Thankfully, our innovators have been hard at work coming up with new, creative ways to save and recycle energy. If you were to implement enough of these trends into your home, you might even be able to achieve net-zero energy-efficiency, meaning your home produces all of its own energy and doesn’t rely on external sources for energy.
However, even if you aren’t looking to achieve total energy independence in your home, here are some energy trends you should consider as we progress further into the new decade.
1. Solar Shingles
Solar Power isn’t a new concept, but it seems to get cheaper and more efficient every day. You no longer need giant solar panels protruding from your roof or lawn to reap the benefits of solar power anymore, although they certainly won’t hurt. Solar power has progressed so much that we now have solar shingles that can be woven seamlessly into your roof.
These shingles can supply enough power to run your entire home, depending on how many of them you buy and how much power you use. Not only are these shingles excellent at producing solar power, they’re just as durable as normal shingles and are almost indistinguishable from regular asphalt shingles as well.
However, they do possess a sleek look that can add to the aesthetic value of your roof, especially if you have contrasting-colored shingles around them like synthetic cedar or other types.
2. Tankless Water Heaters
Tankless water heaters will save you up to $100 per year, if not more.

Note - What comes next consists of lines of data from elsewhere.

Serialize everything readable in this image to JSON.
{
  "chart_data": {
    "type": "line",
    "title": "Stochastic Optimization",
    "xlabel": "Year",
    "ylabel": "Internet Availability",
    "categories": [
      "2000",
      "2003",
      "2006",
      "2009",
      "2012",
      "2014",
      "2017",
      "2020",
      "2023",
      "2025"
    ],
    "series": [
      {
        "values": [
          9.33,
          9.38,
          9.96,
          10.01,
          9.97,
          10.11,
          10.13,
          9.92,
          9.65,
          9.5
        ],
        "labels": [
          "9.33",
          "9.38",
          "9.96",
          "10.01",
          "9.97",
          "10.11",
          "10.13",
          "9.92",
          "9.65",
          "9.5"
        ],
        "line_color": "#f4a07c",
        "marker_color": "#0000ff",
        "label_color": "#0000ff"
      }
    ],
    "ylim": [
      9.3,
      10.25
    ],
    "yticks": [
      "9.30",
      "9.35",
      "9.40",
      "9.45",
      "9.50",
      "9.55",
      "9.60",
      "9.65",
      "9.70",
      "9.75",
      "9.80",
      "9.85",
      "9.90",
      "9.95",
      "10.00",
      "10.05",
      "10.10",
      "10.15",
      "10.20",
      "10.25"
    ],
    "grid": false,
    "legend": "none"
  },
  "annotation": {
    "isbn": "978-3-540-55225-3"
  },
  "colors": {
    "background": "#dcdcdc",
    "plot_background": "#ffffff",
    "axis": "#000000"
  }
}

They use up to 50% less energy than regular water heaters and allow you to enjoy a constant supply of hot water without ever having to worry about it running out. They use less energy because they don’t require you to store 40-50 gallons of water at all times, rather, they heat water only when a faucet is turned on. They also take up less space than normal water heaters.
3. HVAC Sealing
Most homes have leaky ductwork within their HVAC system. HVAC ductwork can be somewhat flimsy and easily damaged, so it doesn’t take much to create leaks and gaps in the tubing that end up costing you a ton of money. You could try to identify these leaks yourself and patch them up, but you’re unlikely to get an airtight seal on your own.

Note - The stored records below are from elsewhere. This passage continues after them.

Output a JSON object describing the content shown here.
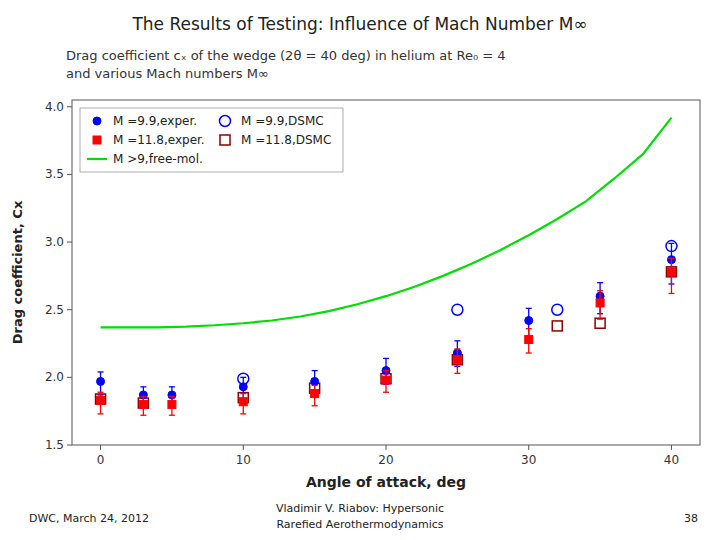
{
  "chart_data": {
    "type": "scatter",
    "title": "The Results of Testing: Influence of Mach Number M∞",
    "subtitle": [
      "Drag coefficient cₓ of the wedge (2θ = 40 deg) in helium at Re₀ = 4",
      "and various Mach numbers M∞"
    ],
    "x_label": "Angle of attack, deg",
    "y_label": "Drag coefficient, Cx",
    "xlim": [
      -2,
      42
    ],
    "ylim": [
      1.5,
      4.05
    ],
    "xticks": [
      0,
      10,
      20,
      30,
      40
    ],
    "yticks": [
      1.5,
      {
        "value": 2,
        "label": "2.0"
      },
      2.5,
      {
        "value": 3,
        "label": "3.0"
      },
      3.5,
      {
        "value": 4,
        "label": "4.0"
      }
    ],
    "grid": false,
    "legend": "upper-left",
    "series": [
      {
        "name": "M =9.9,exper.",
        "type": "scatter",
        "marker": "circle",
        "color": "#0000ff",
        "x": [
          0,
          3,
          5,
          10,
          15,
          20,
          25,
          30,
          35,
          40
        ],
        "values": [
          1.97,
          1.87,
          1.87,
          1.93,
          1.97,
          2.05,
          2.18,
          2.42,
          2.6,
          2.87
        ],
        "error_low": [
          0.1,
          0.08,
          0.08,
          0.1,
          0.1,
          0.1,
          0.1,
          0.12,
          0.13,
          0.18
        ],
        "error_high": [
          0.07,
          0.06,
          0.06,
          0.07,
          0.08,
          0.09,
          0.09,
          0.09,
          0.1,
          0.12
        ]
      },
      {
        "name": "M =11.8,exper.",
        "type": "scatter",
        "marker": "square",
        "color": "#ff0000",
        "x": [
          0,
          3,
          5,
          10,
          15,
          20,
          25,
          30,
          35,
          40
        ],
        "values": [
          1.83,
          1.8,
          1.8,
          1.82,
          1.88,
          1.98,
          2.13,
          2.28,
          2.55,
          2.78
        ],
        "error_low": [
          0.1,
          0.08,
          0.08,
          0.09,
          0.09,
          0.09,
          0.1,
          0.1,
          0.12,
          0.16
        ],
        "error_high": [
          0.06,
          0.06,
          0.06,
          0.06,
          0.06,
          0.07,
          0.08,
          0.08,
          0.09,
          0.1
        ]
      },
      {
        "name": "M >9,free-mol.",
        "type": "line",
        "line_style": "solid",
        "color": "#00dd00",
        "x": [
          0,
          2,
          4,
          6,
          8,
          10,
          12,
          14,
          16,
          18,
          20,
          22,
          24,
          26,
          28,
          30,
          32,
          34,
          36,
          38,
          40
        ],
        "values": [
          2.37,
          2.37,
          2.37,
          2.375,
          2.385,
          2.4,
          2.42,
          2.45,
          2.49,
          2.54,
          2.6,
          2.67,
          2.75,
          2.84,
          2.94,
          3.05,
          3.17,
          3.3,
          3.47,
          3.65,
          3.92
        ]
      },
      {
        "name": "M =9.9,DSMC",
        "type": "scatter",
        "marker": "open-circle",
        "color": "#0000ff",
        "x": [
          10,
          25,
          32,
          40
        ],
        "values": [
          1.99,
          2.5,
          2.5,
          2.97
        ]
      },
      {
        "name": "M =11.8,DSMC",
        "type": "scatter",
        "marker": "open-square",
        "color": "#8B0000",
        "x": [
          0,
          3,
          10,
          15,
          20,
          25,
          32,
          35,
          40
        ],
        "values": [
          1.84,
          1.81,
          1.85,
          1.92,
          1.99,
          2.13,
          2.38,
          2.4,
          2.78
        ]
      }
    ],
    "annotations": [
      "DWC, March 24, 2012",
      "Vladimir V. Riabov: Hypersonic",
      "Rarefied Aerothermodynamics",
      "38"
    ]
  }
}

That’s why many homeowners have been turning to HVAC professionals who offer duct-sealing services. These companies can send a team of pros out to your house who will block off your vents and hook up special equipment to them to identify every single leak within your entire HVAC system.
Then, they use a special sealant that is spread via computer technology throughout your HVAC ductwork to clog the holes and patch them up. The process is clean and efficient, promising to improve your energy-efficiency by a great deal.
Sealing your HVAC ductwork will make your A/C unit and heating system much more efficient, allowing you to use them far less often. This will equal big savings, considering that heating and cooling costs are near the top of the list when it comes to energy expenditures in the average home.
4. Proper Attic Insulation
Most homes have attics, but many of them aren’t insulated properly. This is a problem when it comes to energy-efficiency because much like the human body, homes lose heat through the top of them. Having proper insulation in your attic is vital to maintaining the highest possible level of energy-efficiency. There are multiple different types of insulation you can use, but the most popular types of fiberglass batts and blow-in cellulose fiber.
5. Low-E Window Panes
Replacing your standard window panes with Low-E panes is another way to save energy on heating costs in the winter. These panes are coated with a special type of metal that does not obscure vision at all, but allows light to shine through while trapping heat inside. Windows are one of the main sources of heat loss in a home, so getting yours to not only stop letting heat out but trap it inside, is a big step towards saving more energy.
6. LED Lighting Overhaul
Regular incandescent light bulbs give off about 90% of their energy as heat. We tend to keep lightbulbs running quite a bit, so for a home with many incandescent bulbs, this can add up to a big chunk of energy consumption going to waste. LED light bulbs, on the other hand, are ENERGY STAR rated and far more efficient with their energy.
They consume only 20% of the energy that incandescent bulbs do, but they last 25 times longer. The best part is, this is an incredibly cheap trend to follow, with LED bulbs being incredibly affordable and easy to install.
Turn Your Home Into an Energy-Saving Superstar
The trends we’ve listed here today are all gaining traction because they have some of the largest impacts on energy usage in the home. Implementing some or all of them into your home is affordable, eco-friendly, and doesn’t require you to sacrifice even a sliver of comfort.
By installing LED bulbs, proper attic insulation, tankless water heaters, solar shingles, and Low-E window panes in combination with having your HVAC ductwork sealed up, you can slash your energy bill in half. Heck, you might even be able to achieve total energy independence, which means eliminating your energy bill completely!